Optimization problems occur widely in various domains and are of great practical importance. Better solutions to optimization problems translate into increased production or efficiency, or less waste or error. As a result, the development of optimization algorithms is a large and active area of research. Although there is a large amount of theory and techniques for solving optimization problems, there are also many open issues and questions in understanding the relationship between optimization algorithms and the problems that they are applied to.
In any optimization problem, the influence of each solution variable on the objective function, as well as the interactions between variables are very important. For example, if the variables in a problem are independent, then it might be efficiently solved by decomposition. If important dependencies exist between variables, an algorithm that is able to capture these dependencies may be able to exploit them to find good solutions. Alternatively, if a variable has a strong influence on the objective function, then an algorithm may be better off focussing its search on this variable, compared with another variable that has very little influence on the objective function.
Estimation of Distribution Algorithms (EDAs) are a class of black-box optimization algorithms that learn and sample from a probabilistic model over the solution variables to carry out the search process. The explicit model in an EDA clearly specifies how the algorithm handles problem variables during the search process. A major focus in EDA research has been the incorporation of dependency modelling using models of varying complexity (e.g. probabilistic graphical models). The intuition behind this work is that if the algorithm model is capable and successful at capturing the structure of the problem, it will produce good performance on that problem. Experimental results have confirmed this intuition, for example EDAs that model dependency information have outperformed EDAs that do not model dependencies on certain problems.
While EDAs have shown good performance results, little work has analysed the dynamics of EDA models in practice. In fact, it is not clear what kind of problem structure EDAs can successfully model, or to what extent it is necessary to successfully model problem structure in order to achieve good performance. To provide insight into these issues, a more detailed analysis of EDAs applied to specific problems is needed.
In this thesis, an experimental methodology is proposed to analyse the features of variables in continuous optimization problems and continuous EDAs. The approach is based on sampling points from the problem fitness landscape and/or the history of points visited by an EDA during the search process. These samples are then analysed in three different ways, to identify key structural variables, variable dependencies and important variables. The techniques are used to analyse a variety of test problems and EDAs optimizing the same problem set. The results confirm that the interaction between variables is complex, varies across problems and gives useful insights into the performance of EDAs on these problems. The results are categorized into different problem/algorithm behaviour types.

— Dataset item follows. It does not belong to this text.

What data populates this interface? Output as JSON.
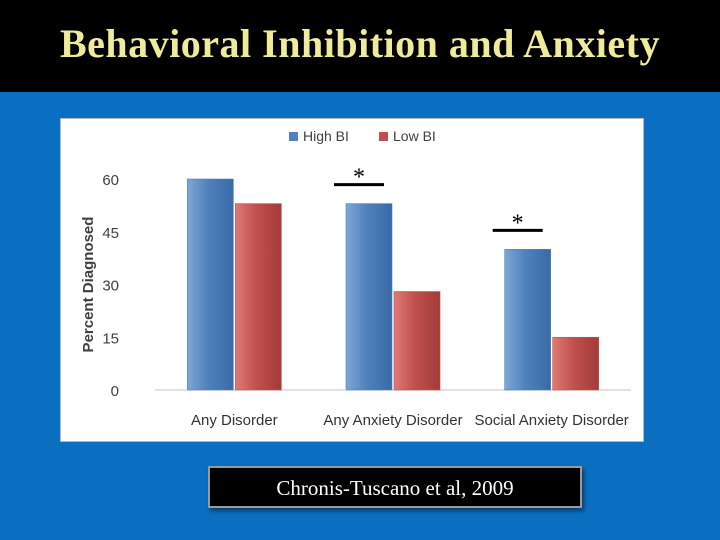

In continuous EDAs, a Gaussian distribution over continuous variables is commonly used, with several different covariance matrix structures ranging from diagonal i.e. Univariate Marginal Distribution Algorithm (UMDAc) to full i.e. Estimation of Multivariate Normal Algorithm (EMNAglobal). The modelling of key structural variables and correlations are already captured in standard EDAs. In contrast, so-called important variables are not identified by an EDA. In the final part of the thesis, a modified, screening EDA (sEDA) is presented which identifies important variables and uses this to control the degree of covariance modelling in the Gaussian EDA model. Compared to EMNAglobal, the algorithm provides improved numerical stability and can use a smaller selected population. Experimental results are presented to evaluate and compare the performance of the proposed algorithm to UMDAc and EMNAglobal. In its first formulation, sEDA requires a large number of function evaluations for high dimensional problems. To address this issue, a modified version of (sEDA-lite) is also proposed. Experimental results on a large set of high dimensional artificial and real-world representative problems evaluate the performance of the new algorithm and compare it with sEDA and EDA-MCC (EDA framework with Model Complexity Control), a related, recently proposed algorithm.